The U.S. and foreign officials said evidence gathered by intelligence agencies indicates the following figures are somewhere in Iran, perhaps under some form of house arrest or surveillance:
- Saad bin Laden, the son of the al-Qaida leader whom U.S. authorities have aggressively hunted since the Sept. 11 attacks.
- Saif al-Adel, an al-Qaida security chief wanted in connection with the deadly 1998 bombings of U.S. embassies in Africa.
- Suleiman Abu Ghaith, the chief of information for al-Qaida and a frequently quoted spokesman for bin Laden.
Bartering chips
Kenneth Katzman, a Middle East analyst at the Congressional Research Service, said it’s possible that some of the suspected terrorists are being held in guarded villas, and he doubted any detention is uncomfortable.

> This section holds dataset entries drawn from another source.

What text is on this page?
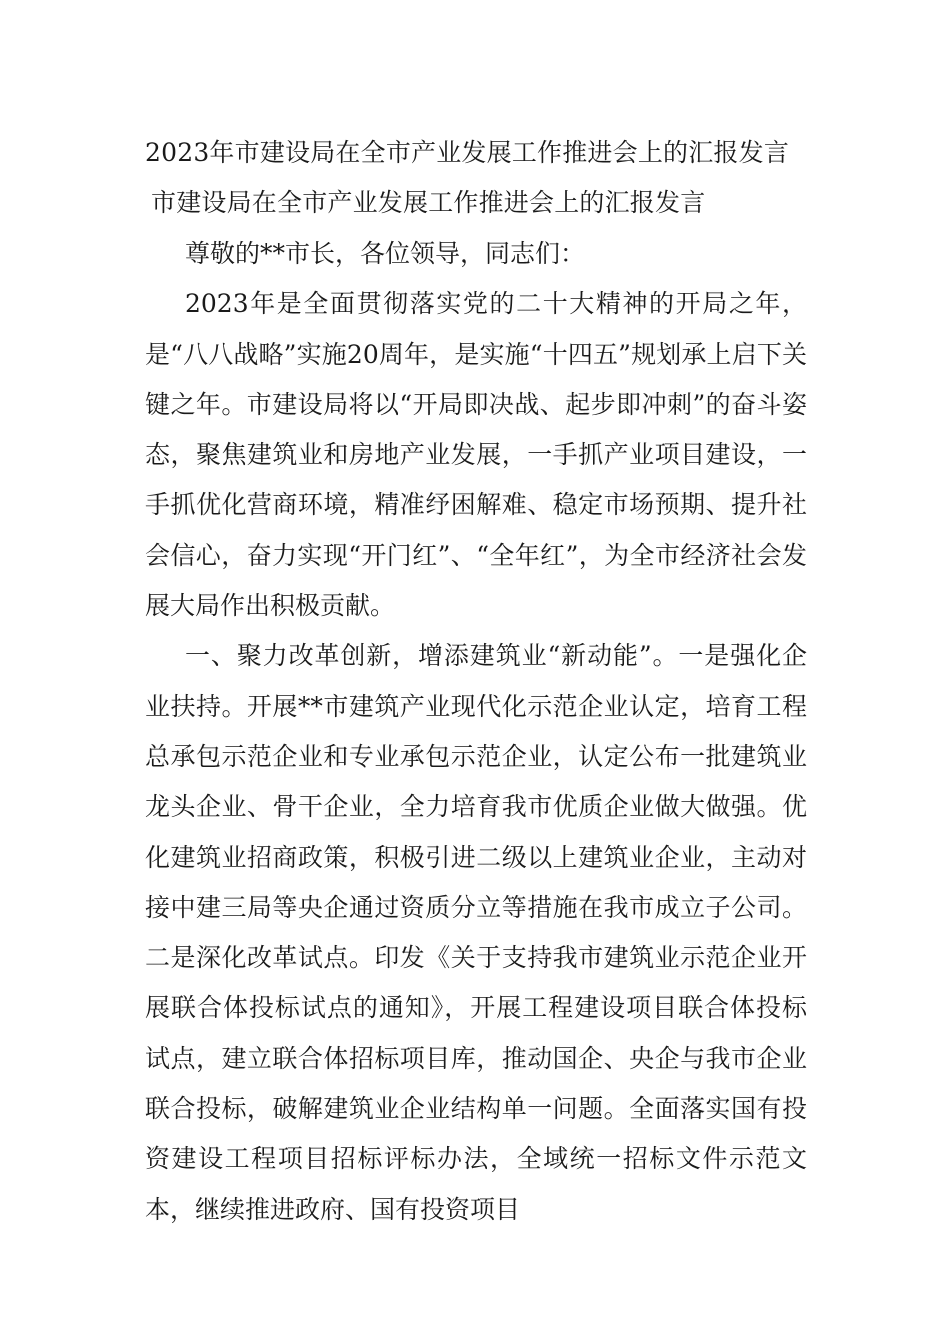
2023年市建设局在全市产业发展工作推进会上的汇报发言

市建设局在全市产业发展工作推进会上的汇报发言

尊敬的**市长，各位领导，同志们：

2023年是全面贯彻落实党的二十大精神的开局之年，是“八八战略”实施20周年，是实施“十四五”规划承上启下关键之年。市建设局将以“开局即决战、起步即冲刺”的奋斗姿态，聚焦建筑业和房地产业发展，一手抓产业项目建设，一手抓优化营商环境，精准纾困解难、稳定市场预期、提升社会信心，奋力实现“开门红”、“全年红”，为全市经济社会发展大局作出积极贡献。

一、聚力改革创新，增添建筑业“新动能”。一是强化企业扶持。开展**市建筑产业现代化示范企业认定，培育工程总承包示范企业和专业承包示范企业，认定公布一批建筑业龙头企业、骨干企业，全力培育我市优质企业做大做强。优化建筑业招商政策，积极引进二级以上建筑业企业，主动对接中建三局等央企通过资质分立等措施在我市成立子公司。二是深化改革试点。印发《关于支持我市建筑业示范企业开展联合体投标试点的通知》，开展工程建设项目联合体投标试点，建立联合体招标项目库，推动国企、央企与我市企业联合投标，破解建筑业企业结构单一问题。全面落实国有投资建设工程项目招标评标办法，全域统一招标文件示范文本，继续推进政府、国有投资项目
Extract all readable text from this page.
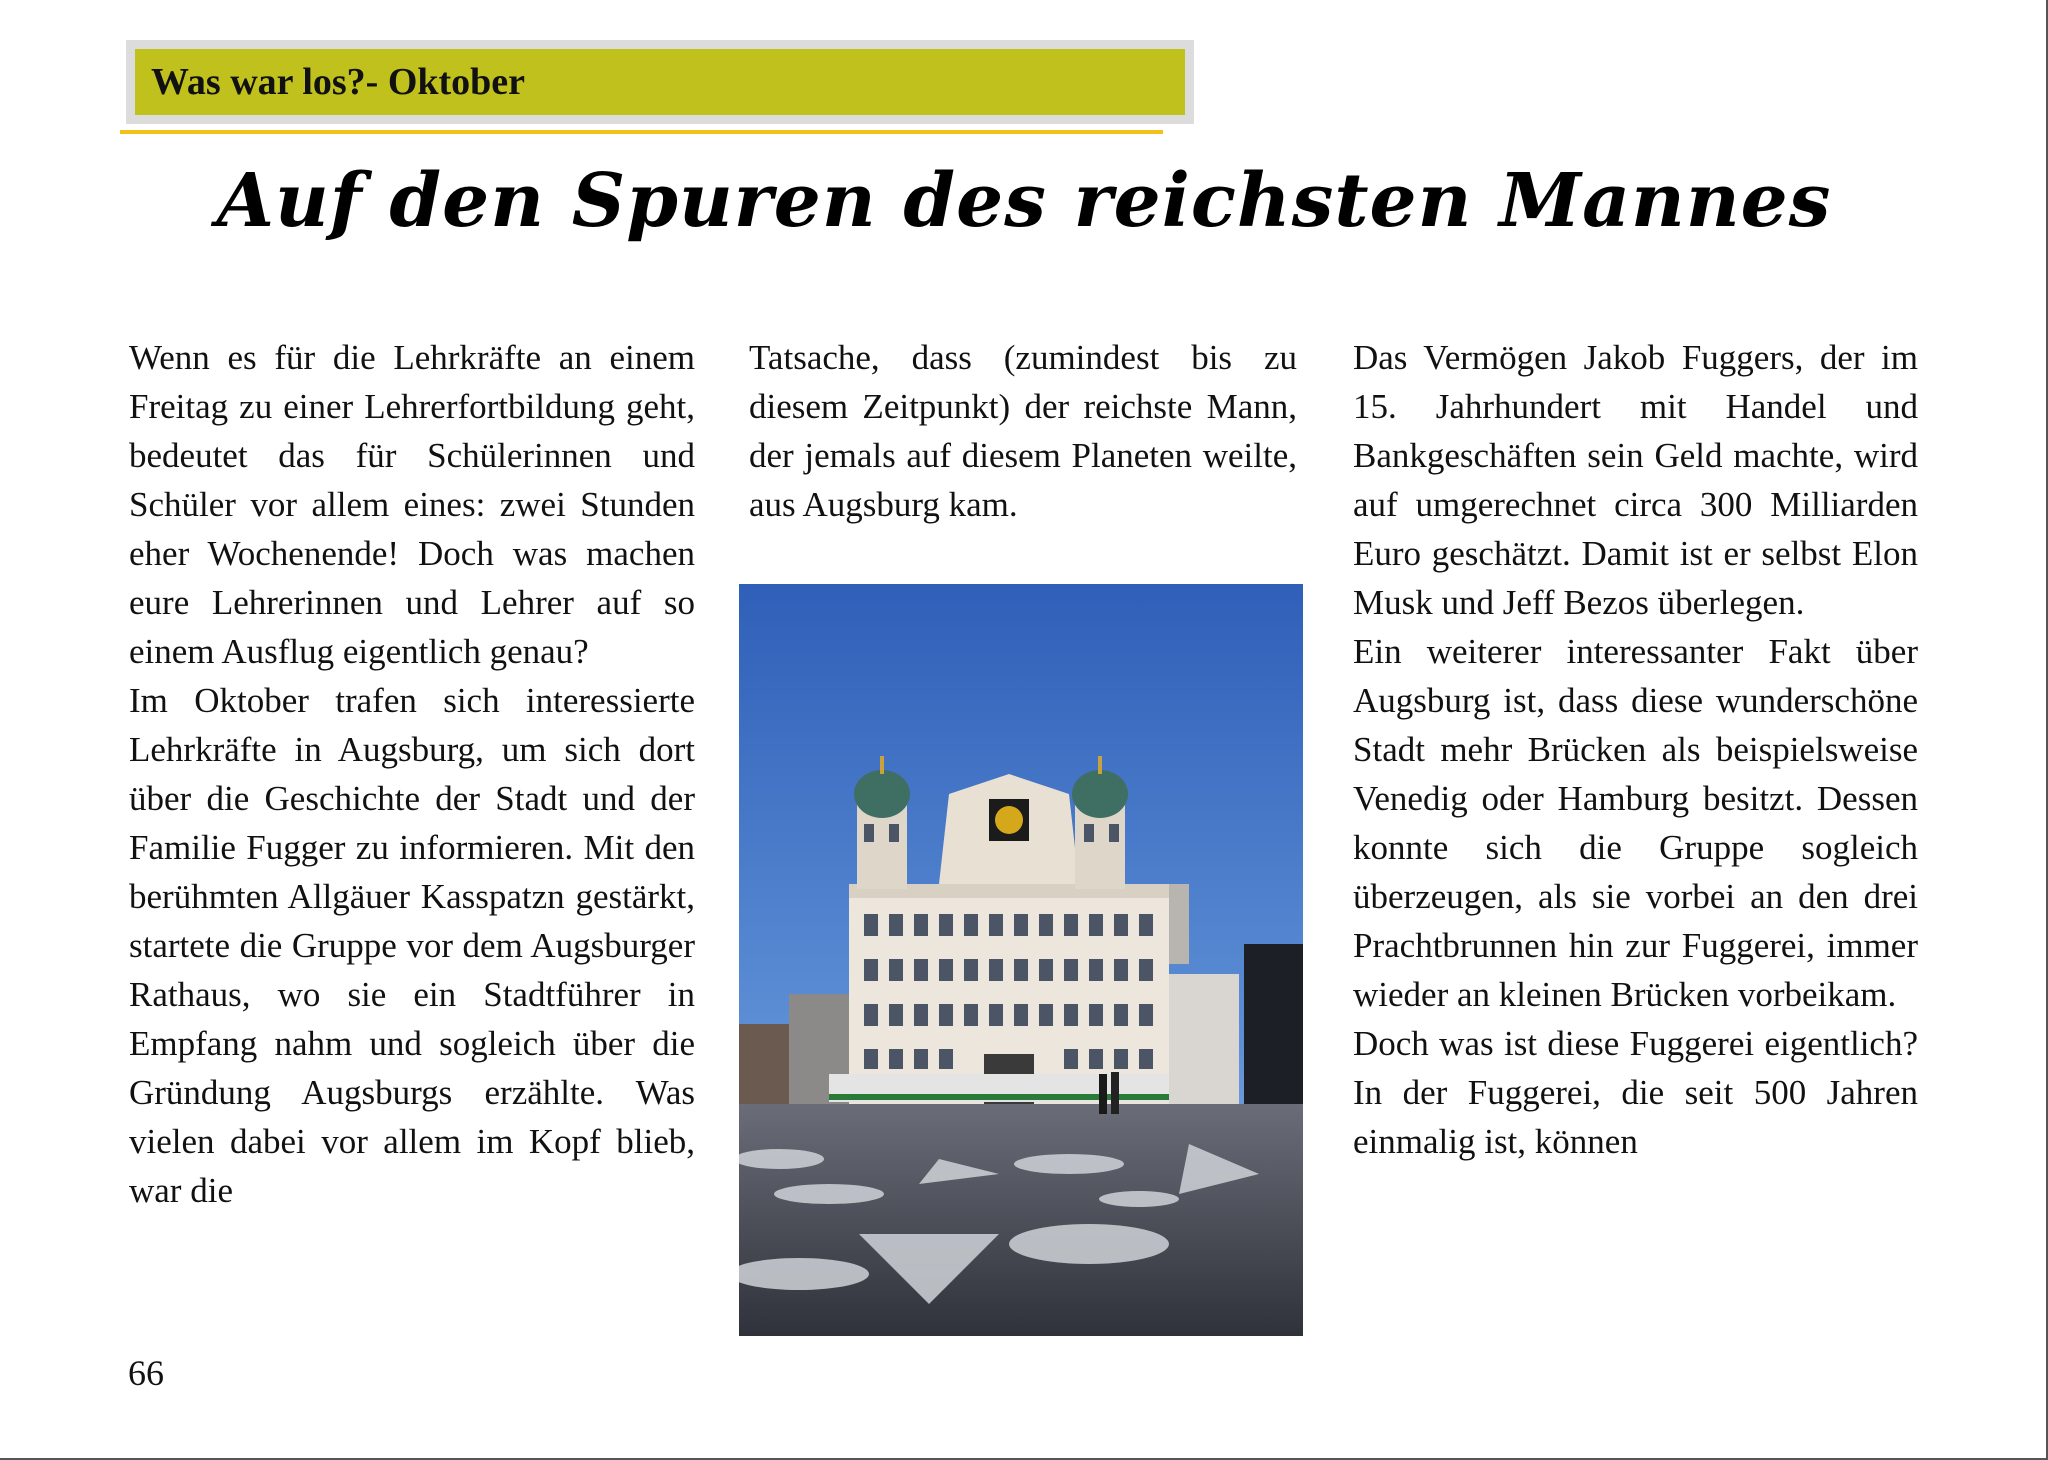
Was war los?- Oktober
Auf den Spuren des reichsten Mannes

Wenn es für die Lehrkräfte an einem Freitag zu einer Lehrerfortbildung geht, bedeutet das für Schülerinnen und Schüler vor allem eines: zwei Stunden eher Wochenende! Doch was machen eure Lehrerinnen und Lehrer auf so einem Ausflug eigentlich genau?

Im Oktober trafen sich interessierte Lehrkräfte in Augsburg, um sich dort über die Geschichte der Stadt und der Familie Fugger zu informieren. Mit den berühmten Allgäuer Kasspatzn gestärkt, startete die Gruppe vor dem Augsburger Rathaus, wo sie ein Stadtführer in Empfang nahm und sogleich über die Gründung Augsburgs erzählte. Was vielen dabei vor allem im Kopf blieb, war die

Tatsache, dass (zumindest bis zu diesem Zeitpunkt) der reichste Mann, der jemals auf diesem Planeten weilte, aus Augsburg kam.

Das Vermögen Jakob Fuggers, der im 15. Jahrhundert mit Handel und Bankgeschäften sein Geld machte, wird auf umgerechnet circa 300 Milliarden Euro geschätzt. Damit ist er selbst Elon Musk und Jeff Bezos überlegen.

Ein weiterer interessanter Fakt über Augsburg ist, dass diese wunderschöne Stadt mehr Brücken als beispielsweise Venedig oder Hamburg besitzt. Dessen konnte sich die Gruppe sogleich überzeugen, als sie vorbei an den drei Prachtbrunnen hin zur Fuggerei, immer wieder an kleinen Brücken vorbeikam.

Doch was ist diese Fuggerei eigentlich? In der Fuggerei, die seit 500 Jahren einmalig ist, können

66
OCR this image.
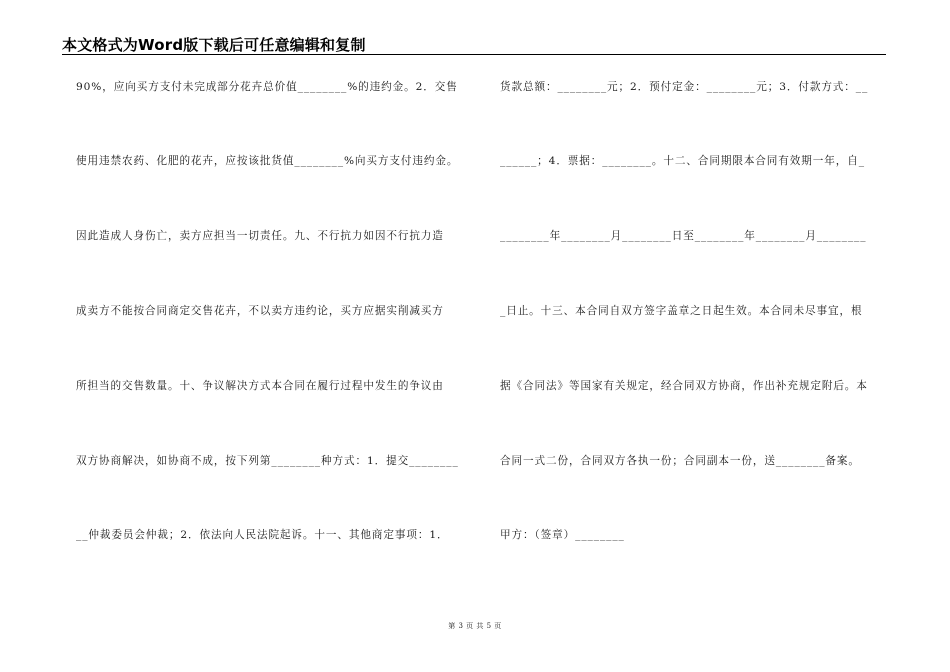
本文格式为Word版下载后可任意编辑和复制
90%，应向买方支付未完成部分花卉总价值________%的违约金。2．交售
使用违禁农药、化肥的花卉，应按该批货值________%向买方支付违约金。
因此造成人身伤亡，卖方应担当一切责任。九、不行抗力如因不行抗力造
成卖方不能按合同商定交售花卉，不以卖方违约论，买方应据实削减买方
所担当的交售数量。十、争议解决方式本合同在履行过程中发生的争议由
双方协商解决，如协商不成，按下列第________种方式：1．提交________
__仲裁委员会仲裁；2．依法向人民法院起诉。十一、其他商定事项：1．
货款总额：________元；2．预付定金：________元；3．付款方式：__
______；4．票据：________。十二、合同期限本合同有效期一年，自_
________年________月________日至________年________月________
_日止。十三、本合同自双方签字盖章之日起生效。本合同未尽事宜，根
据《合同法》等国家有关规定，经合同双方协商，作出补充规定附后。本
合同一式二份，合同双方各执一份；合同副本一份，送________备案。
甲方：（签章）________
第 3 页 共 5 页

“I think that Iran sees these guys as something of an insurance policy,” Katzman said. “It’s leverage.”
Rasool Nafisi, a Middle East analyst who studies conservative groups in Iran, said Iran has returned some lower-level operatives to their home countries but probably is keeping higher-ranking operatives as a bartering chip.
“Remember, Islamic tradition is very much based on haggling,” Nafisi said. “If I were the Iranian government, I’d be very happy to have them and to use them in future negotiations with the United States.”